Public pension funds shun hedge funds for private credit market
As competition for deals ramps up, firms can issue terms that are less beneficial to investors
Pension funds are the ocean liners of global markets. In the US alone, state and local retirement funds have $4.57 trillion (Dh16.78tn) in assets. Across the developed world, the pool of money is close to $30 trillion. That means any change in their investment allocation, no matter how incremental, can create a seismic shift in certain corners of finance.
The hedge-fund industry, for example, swelled over the past two decades in no small part because of eager pension fund managers. Local officials banked on star investors delivering outsize gains to help retirement funds meet their lofty annual return benchmarks, which in some cases exceeded 7 per cent. According to data from Pew Charitable Trusts, US state pension funds had a 26 per cent allocation to alternative investments in 2016, up from just 11 per cent in 2006.
Of course, with more hedge funds came fewer ways for them to profit — and pensions took notice. In September 2014, the California Public Employees’ Retirement System rocked Wall Street by announcing that it would divest the entire $4 billion it had across 24 hedge funds and six hedge funds of funds.
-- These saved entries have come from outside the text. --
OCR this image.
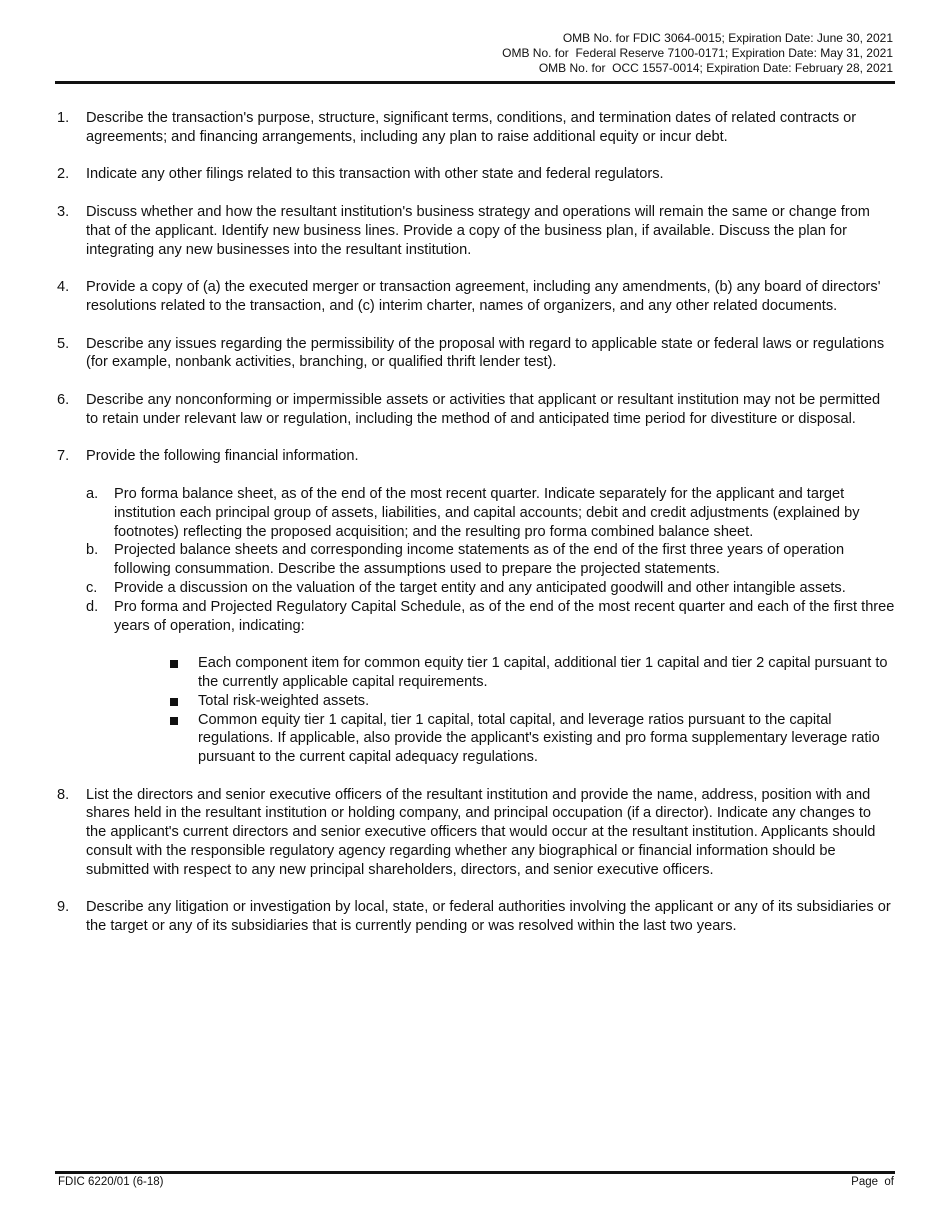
OMB No. for FDIC 3064-0015; Expiration Date: June 30, 2021
OMB No. for  Federal Reserve 7100-0171; Expiration Date: May 31, 2021
OMB No. for  OCC 1557-0014; Expiration Date: February 28, 2021
1. Describe the transaction's purpose, structure, significant terms, conditions, and termination dates of related contracts or agreements; and financing arrangements, including any plan to raise additional equity or incur debt.
2. Indicate any other filings related to this transaction with other state and federal regulators.
3. Discuss whether and how the resultant institution's business strategy and operations will remain the same or change from that of the applicant. Identify new business lines. Provide a copy of the business plan, if available. Discuss the plan for integrating any new businesses into the resultant institution.
4. Provide a copy of (a) the executed merger or transaction agreement, including any amendments, (b) any board of directors' resolutions related to the transaction, and (c) interim charter, names of organizers, and any other related documents.
5. Describe any issues regarding the permissibility of the proposal with regard to applicable state or federal laws or regulations (for example, nonbank activities, branching, or qualified thrift lender test).
6. Describe any nonconforming or impermissible assets or activities that applicant or resultant institution may not be permitted to retain under relevant law or regulation, including the method of and anticipated time period for divestiture or disposal.
7. Provide the following financial information.
a. Pro forma balance sheet, as of the end of the most recent quarter. Indicate separately for the applicant and target institution each principal group of assets, liabilities, and capital accounts; debit and credit adjustments (explained by footnotes) reflecting the proposed acquisition; and the resulting pro forma combined balance sheet.
b. Projected balance sheets and corresponding income statements as of the end of the first three years of operation following consummation. Describe the assumptions used to prepare the projected statements.
c. Provide a discussion on the valuation of the target entity and any anticipated goodwill and other intangible assets.
d. Pro forma and Projected Regulatory Capital Schedule, as of the end of the most recent quarter and each of the first three years of operation, indicating:
Each component item for common equity tier 1 capital, additional tier 1 capital and tier 2 capital pursuant to the currently applicable capital requirements.
Total risk-weighted assets.
Common equity tier 1 capital, tier 1 capital, total capital, and leverage ratios pursuant to the capital regulations. If applicable, also provide the applicant's existing and pro forma supplementary leverage ratio pursuant to the current capital adequacy regulations.
8. List the directors and senior executive officers of the resultant institution and provide the name, address, position with and shares held in the resultant institution or holding company, and principal occupation (if a director). Indicate any changes to the applicant's current directors and senior executive officers that would occur at the resultant institution. Applicants should consult with the responsible regulatory agency regarding whether any biographical or financial information should be submitted with respect to any new principal shareholders, directors, and senior executive officers.
9. Describe any litigation or investigation by local, state, or federal authorities involving the applicant or any of its subsidiaries or the target or any of its subsidiaries that is currently pending or was resolved within the last two years.
FDIC 6220/01 (6-18)	Page  of
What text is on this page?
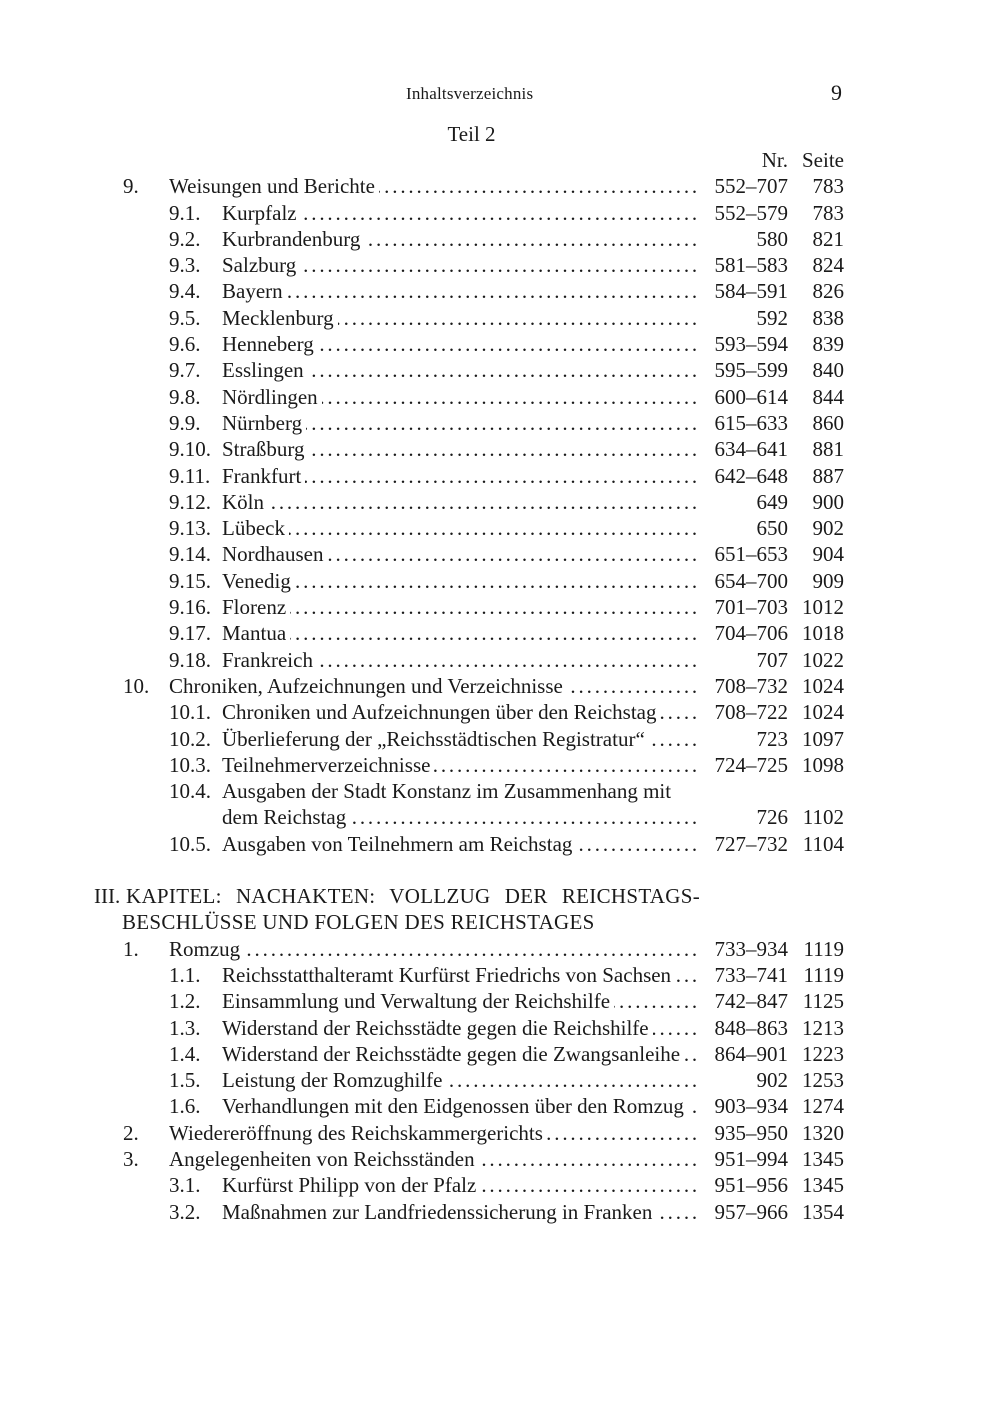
Inhaltsverzeichnis	9
Teil 2
Nr. Seite
9. Weisungen und Berichte . . .	552–707 783
9.1. Kurpfalz . . .	552–579 783
9.2. Kurbrandenburg . . .	580 821
9.3. Salzburg . . .	581–583 824
9.4. Bayern . . .	584–591 826
9.5. Mecklenburg . . .	592 838
9.6. Henneberg . . .	593–594 839
9.7. Esslingen . . .	595–599 840
9.8. Nördlingen . . .	600–614 844
9.9. Nürnberg . . .	615–633 860
9.10. Straßburg . . .	634–641 881
9.11. Frankfurt . . .	642–648 887
9.12. Köln . . .	649 900
9.13. Lübeck . . .	650 902
9.14. Nordhausen . . .	651–653 904
9.15. Venedig . . .	654–700 909
9.16. Florenz . . .	701–703 1012
9.17. Mantua . . .	704–706 1018
9.18. Frankreich . . .	707 1022
10. Chroniken, Aufzeichnungen und Verzeichnisse . . .	708–732 1024
10.1. Chroniken und Aufzeichnungen über den Reichstag . . .	708–722 1024
10.2. Überlieferung der „Reichsstädtischen Registratur“ . . .	723 1097
10.3. Teilnehmerverzeichnisse . . .	724–725 1098
10.4. Ausgaben der Stadt Konstanz im Zusammenhang mit
dem Reichstag . . .	726 1102
10.5. Ausgaben von Teilnehmern am Reichstag . . .	727–732 1104
III. KAPITEL: NACHAKTEN: VOLLZUG DER REICHSTAGS-
BESCHLÜSSE UND FOLGEN DES REICHSTAGES
1. Romzug . . .	733–934 1119
1.1. Reichsstatthalteramt Kurfürst Friedrichs von Sachsen . . .	733–741 1119
1.2. Einsammlung und Verwaltung der Reichshilfe . . .	742–847 1125
1.3. Widerstand der Reichsstädte gegen die Reichshilfe . . .	848–863 1213
1.4. Widerstand der Reichsstädte gegen die Zwangsanleihe . . .	864–901 1223
1.5. Leistung der Romzughilfe . . .	902 1253
1.6. Verhandlungen mit den Eidgenossen über den Romzug . . .	903–934 1274
2. Wiedereröffnung des Reichskammergerichts . . .	935–950 1320
3. Angelegenheiten von Reichsständen . . .	951–994 1345
3.1. Kurfürst Philipp von der Pfalz . . .	951–956 1345
3.2. Maßnahmen zur Landfriedenssicherung in Franken . . .	957–966 1354
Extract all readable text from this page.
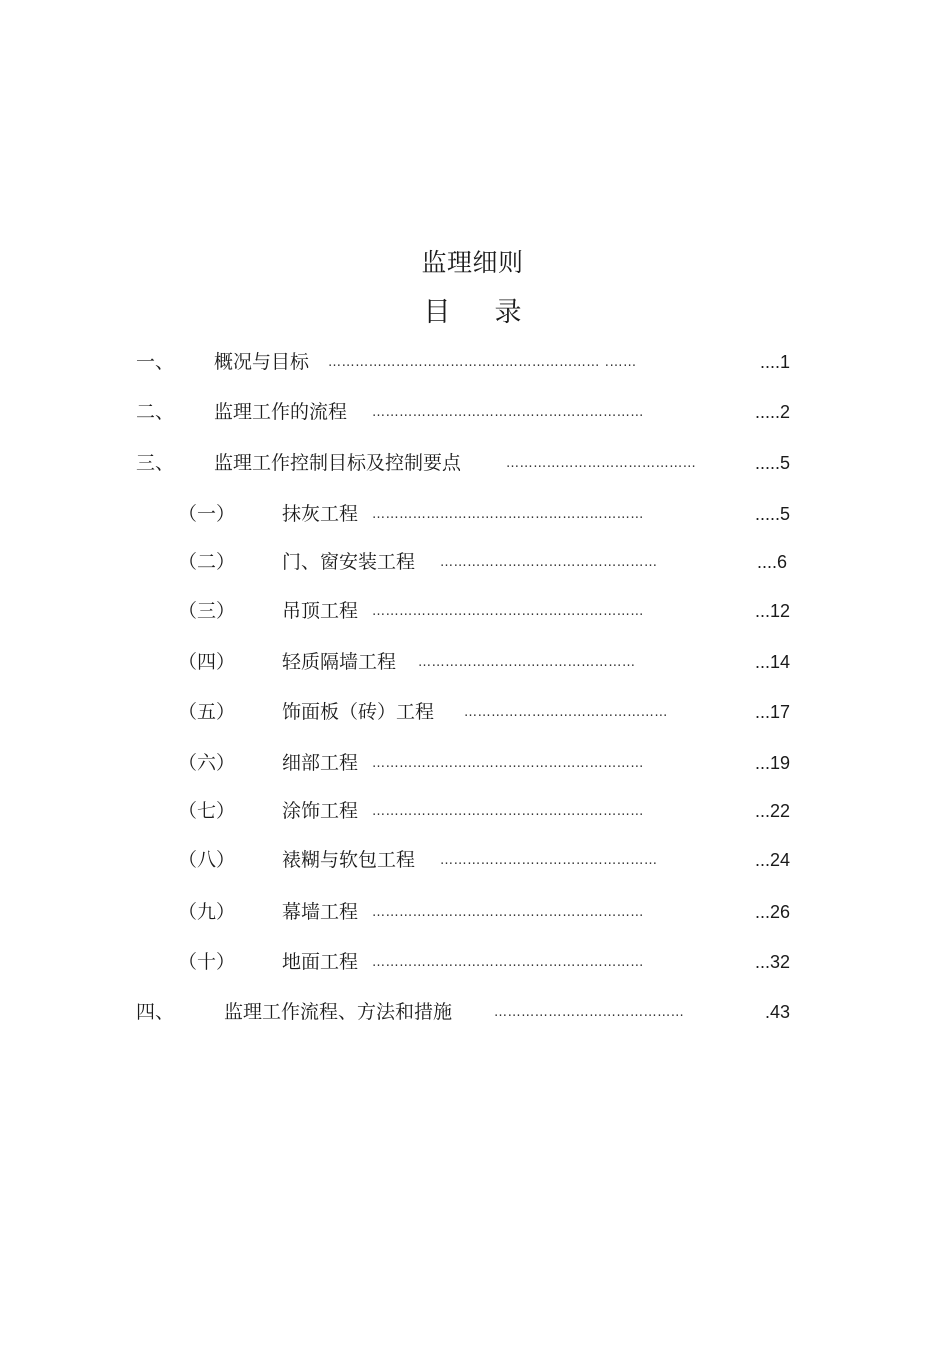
监理细则
目 录
一、 概况与目标 …………………………………………………… .……	....1
二、 监理工作的流程 ……………………………………………………	.....2
三、 监理工作控制目标及控制要点	……………………………………	.....5
（一） 抹灰工程 ……………………………………………………	.....5
（二） 门、窗安装工程 …………………………………………	....6
（三） 吊顶工程 ……………………………………………………	...12
（四） 轻质隔墙工程 …………………………………………	...14
（五） 饰面板（砖）工程 ………………………………………	...17
（六） 细部工程 ……………………………………………………	...19
（七） 涂饰工程 ……………………………………………………	...22
（八） 裱糊与软包工程 …………………………………………	...24
（九） 幕墙工程 ……………………………………………………	...26
（十） 地面工程 ……………………………………………………	...32
四、	监理工作流程、方法和措施	……………………………………	.43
In 2016, New Jersey’s pension fund cut its $9bn hedge-fund allocation in half and New York City’s retirement fund for civil employees exited its $1.5bn portfolio. More than 4,000 hedge funds have been liquidated in the past five years. With even some of the most well-known managers calling it quits, hedge funds are clearly in retreat.
The market for private debt and direct lending is trending in precisely the opposite direction. Managers are raising money hand over fist, as they have in each of the past few years. Assets in private-credit strategies now total more than $800bn — doubling from 2012 and up from less than $100bn in 2005. By and large, it’s been simply too hard to pass up yields that sometimes crack double digits when typical junk bonds offer just 5 per cent.
Not surprisingly, public pension funds want in on the action. An overwhelming majority of private-credit investors expect them to pour money into the asset class in the next three years. While that may sound like good news for the industry in the short-term, it could be an early indication that it’s game over for the booming market as we know it.
Bloomberg talked to Al Alaimo, who oversees credit investments for Arizona’s $41bn State Retirement System. He’s aiming to boost direct lending to 17 per cent of the portfolio from about 13.6 per cent. The Ohio Police & Fire Pension Fund and the Teachers’ Retirement System of the State of Illinois are also increasing their private debt exposure. More broadly, 281 US public pensions were involved with private credit in 2019, up from 186 in 2015, according to Preqin data. And they’ve increased their median allocation to 2.9 per cent, from 2.1 per cent.
Now, that’s far from a huge stake. And pensions are something of an ideal candidate to invest in illiquid private debt, given that they have long time horizons and aren’t vulnerable to investor withdrawals, in contrast to Neil Woodford’s flagship fund and Natixis SA’s H2O Asset Management.
That doesn’t mean that they can’t get into trouble, though. Alabama’s pension funds have already been caught up in the bankruptcy of luxury movie and dining chain, iPic Entertainment. The state’s pensioners now own and operate the theatres, for better or worse. Marc Green, the pension’s chief investment officer, recently told The Wall Street Journal that working through distressed investments has paid off before and iPic may yet be a winner for the Retirement Systems of Alabama.
It’s worth heeding the lesson from the struggles of hedge funds: What worked before might not continue to work in the future, especially if more money is chasing the same strategy.
“We wish there were fewer people in the marketplace,” Mr Alaimo said about private debt.
Of course, that’s true for any market. But it’s especially risky for private credit and direct lending because handing all the power to borrowers gives them an opening to lower yields and weaken protection measures for creditors. If that sounds familiar, it’s because that’s also what happened in the leveraged-loan market as investors flocked to floating-rate securities during the Federal Reserve’s tightening cycle. For now, looser covenants aren’t necessarily deal-breakers, but without some balance, they could lead to steeper losses in an economic slowdown.
A survey of more than 60 private-credit managers by the industry trade group Alternative Credit Council revealed expectations for the market to further expand and deliver strong returns. Curiously, just 23 per cent said they expected recovery rates to be lower than historical averages over the next three years, while 42 per cent predict they’ll be higher. That might be the case if the economy ramps back up, or slows down but avoids an actual recession. But it seems naive to think private debt will fare better than before when managers are fighting one another for deals and sitting on hundreds of billions of dollars, just waiting for a chance to invest.
That dynamic isn’t likely to change soon, especially now that pension-fund behemoths are setting their sights squarely on private debt. For those that have been in the market for years, like the Arizona retirement system, it just means keeping tabs on existing managers to make sure they don’t veer into weaker deals.
For those trying to catch what might be the back end of the wave, it’s not so simple. Without proper caution and foresight, they might find themselves quickly navigating troubled waters.